When I did pull in information, it was not the information I was looking for. When I scanned through the results, I could see where the data I am looking for should be, but all the results are missing, just the table column headers show up in about Row 263 or so.
So then I tried doing a copy and paste method from the web page using select all for the copy on the web page. For the paste I tried different methods. keeping source formatting resulted in nothing. keep destination formatting brought in information. I tried paste special (html, Unicode and text) HTML made things look pretty and the other two put everything into a single column. More importantly the results were in the table.
Now if I only needed round 1 group 1 team list and results I could work with this. Simply delete all the rows above and below the table and voila! however since the web address is the same for every group and every round I have no idea how to "click" on the blue or green areas to update the info.
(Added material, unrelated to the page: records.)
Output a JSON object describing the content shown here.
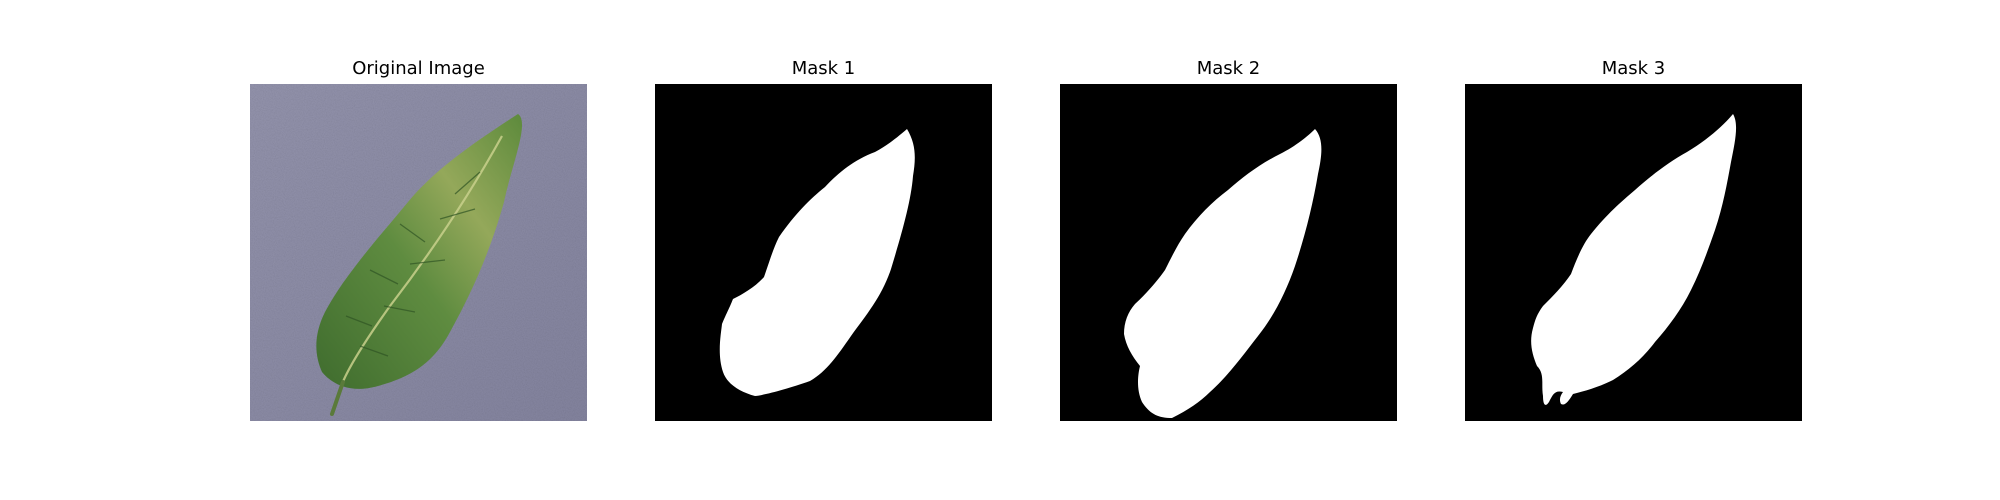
{
  "figure": {
    "panels": [
      {
        "title": "Original Image",
        "kind": "photo"
      },
      {
        "title": "Mask 1",
        "kind": "mask"
      },
      {
        "title": "Mask 2",
        "kind": "mask"
      },
      {
        "title": "Mask 3",
        "kind": "mask"
      }
    ]
  },
  "colors": {
    "background": "#ffffff",
    "surface": "#8d8da6",
    "leaf_dark": "#3f6c2e",
    "leaf_mid": "#5f8c40",
    "leaf_light": "#a8b55f",
    "mask_background": "#000000",
    "mask_foreground": "#ffffff"
  }
}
If I knew this I could automate the process by copying and pasting each page, then editing the results to just the table, and moving the table to another sheet just below the last results.
To me there seems like there should be a better method.
16/03/19 1600
<!-- ko if: visibleBracketType() === ROUND_ROBIN -->
<table class="tournament-table tournament-table__indent" cellpadding="0" cellspacing="0">
<tr class="tournament-table_tr">
<th class="tournament-table_th tournament-table_th__numb">#</th>
<th class="tournament-table_th">
<div class="tournament-table_ico-holder">
<span class="ico-team">Team</span>
</div>
<div class="tournament-table_heading-text">
Team
</div>
</th>
<th class="tournament-table_th">
<div class="tournament-table_ico-holder">
<span class="ico-battles">Battles</span>
</div>
<div class="tournament-table_heading-text">
Battles
</div>
</th>
<th class="tournament-table_th">
<div class="tournament-table_ico-holder">
<span class="ico-victory">Victories</span>
</div>
<div class="tournament-table_heading-text">
Victories
</div>
</th>
<th class="tournament-table_th tournament-table_th__mobile-hide">
<div class="tournament-table_ico-holder">
<span class="ico-flag">Defeats</span>
</div>
<div class="tournament-table_heading-text">
Defeats
</div>
</th>
<th class="tournament-table_th tournament-table_th__mobile-hide">
<div class="tournament-table_ico-holder">
<span class="ico-division">Draws</span>
</div>
<div class="tournament-table_heading-text">
Draws
</div>
</th>
<th class="tournament-table_th">
<div class="tournament-table_ico-holder">
<span class="ico-points">Points</span>
</div>
<div class="tournament-table_heading-text">
Points
</div>
</th>
</tr>
<!-- ko foreach: {data: rrBrackets().teams, as: 'team' } -->
<tr class="tournament-table_tr" data-bind="css: {'tournament-table_tr__my-team': team.team_id === $root.currentUserTeamIdInCurrentGroup()}">
<td class="tournament-table_td" data-bind="text: team.position"></td>
<td class="tournament-table_td" data-bind="css: {'tournament-table_td__my-team': team.team_id === $root.currentUserTeamIdInCurrentGroup()}">
<a class="tournament-table_team tournament-table_team__big" target="_blank" data-bind="text: team.team_title, attr: {href: $root.getTournamentTeamUrl(team.team_id)}"></a>
</td>
<td class="tournament-table_td" data-bind="text: team.battle_played"></td>
<td class="tournament-table_td" data-bind="text: team.wins"></td>
<td class="tournament-table_td tournament-table_td__mobile-hide" data-bind="text: team.losses"></td>
<td class="tournament-table_td tournament-table_td__mobile-hide" data-bind="text: team.draws"></td>
<td class="tournament-table_td" data-bind="text: team.extra_statistics.points"></td>
</tr>
<!-- /ko -->
</table>
ok, from what I am gathering from the various posts I have been reading and videos I have been watching, I need to find some critical "Tag" in the coding of the web page and from that I can eventually start pulling data. I hit F12 on IE to view the code, and then in the code area I did a search on some of the display text in the area I was looking and found the above chunk of "code". With a lot of GUESSING I am hoping I grabbed the right chunk. Now to figure out what that critical tag is and how to use it. By the way, what code is that web page in?